Undertaking his strategy to boosting the stock price, Miles took the opposite view of the theory applied in the 1980s when selling well-known brands succeeded because of high prices. Miles knew that it was unusual and impossible for the company to keep on selling Marlboro cigarettes to its consumers at a premium. Miles might attempt to apply Campaq Company’s strategy, in which it sold its PCs at lower prices and used the power of big brands in order to control the stock market and to be able to compete with Dell Computer and IBM.
At first, the application of Miles’s strategy was not trusted by the market, so Philip Morris’s shares fell sharply at 23% in one day. However, gradually the stock price began to recover, and even grew rapidly. The Company’s total shares of the U.S., cigarette market increased from 42% to 46%. Marlboro shares grew from 22% to 27%. In July 1994, Philip Morris was able to gain profits at 17.6% after the tax payment, or totally 1.23 billion dollars.
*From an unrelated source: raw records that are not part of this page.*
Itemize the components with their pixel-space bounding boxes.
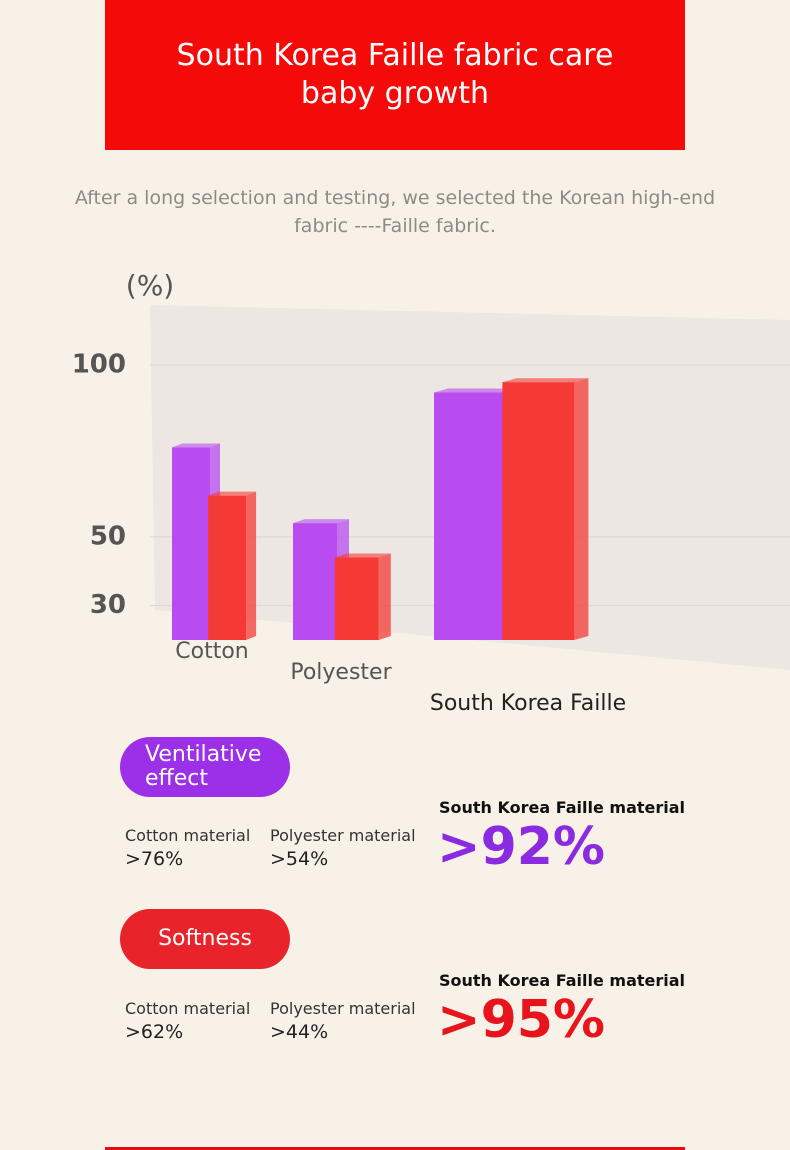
- y-axis-label: (%): [126, 269, 174, 302]
- y-tick-label: 100: [72, 350, 126, 380]
- highlight-label: South Korea Faille material: [439, 798, 686, 817]
- bar: [293, 523, 337, 640]
- legend-pill: Ventilative effect: [120, 737, 290, 797]
- value-label: >44%: [270, 1021, 329, 1043]
- bar-side: [378, 553, 391, 640]
- x-tick-label: Polyester: [290, 660, 392, 685]
- legend-label: Softness: [158, 926, 252, 951]
- x-tick-label: South Korea Faille: [430, 691, 626, 716]
- bar-top: [172, 443, 220, 448]
- highlight-label: South Korea Faille material: [439, 971, 686, 990]
- bar: [334, 557, 379, 640]
- header: South Korea Faille fabric care baby grow…: [105, 0, 685, 150]
- x-tick-label: Cotton: [175, 639, 248, 664]
- material-label: Cotton material: [125, 999, 251, 1018]
- bar: [208, 495, 247, 640]
- y-tick-label: 50: [90, 521, 126, 551]
- value-label: >54%: [270, 848, 329, 870]
- bar-top: [293, 519, 349, 524]
- highlight-value: >95%: [437, 990, 606, 1050]
- material-label: Polyester material: [270, 999, 416, 1018]
- title: South Korea Faille fabric care baby grow…: [176, 38, 614, 111]
- y-tick-label: 30: [90, 590, 126, 620]
- bar-top: [208, 491, 257, 496]
- bar-side: [246, 491, 257, 640]
- material-label: Polyester material: [270, 826, 416, 845]
- bar-top: [434, 388, 520, 393]
- bar-side: [574, 378, 589, 640]
- material-label: Cotton material: [125, 826, 251, 845]
- bar: [434, 392, 506, 640]
- legend-pill: Softness: [120, 909, 290, 969]
- legend-label: Ventilative effect: [145, 742, 262, 791]
- value-label: >62%: [125, 1021, 184, 1043]
- bar: [502, 382, 575, 640]
- subtitle: After a long selection and testing, we s…: [74, 187, 716, 237]
- bar-top: [502, 378, 589, 383]
- value-label: >76%: [125, 848, 184, 870]
- highlight-value: >92%: [437, 817, 606, 877]
- bar-top: [334, 553, 391, 558]
- bar: [172, 447, 210, 640]
- chart: (%) 30 50 100 Cotton Polyester South Korea Fa…: [72, 269, 790, 716]
- divider: [105, 1147, 685, 1150]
Even, the most surprising thing was that sales increased to almost 22% in the U.S., so the stock rose to 6.5%. In 2003, shares reached 38.5% of Marlboro cigarettes in the U.S.
Michael E. Porter called Miles’s strategy the total cost leadership strategy, which highlights lower prices than competitors do. This strategy is part of the clearest generic strategy among the other generic strategies. If a company can achieve and maintain a total cost advantage, it will be the company, the performance of which is above average in its industry if it can set the price equal or close to the average price in the industry. With a price that is equal to or slightly lower than competitors’ prices, the low cost position of the advantage of this cost will be realized in the form of higher profits. Miles first began to carry out this strategy on Friday. Michael Miles, who has created the strategy, calls it Marlboro Friday.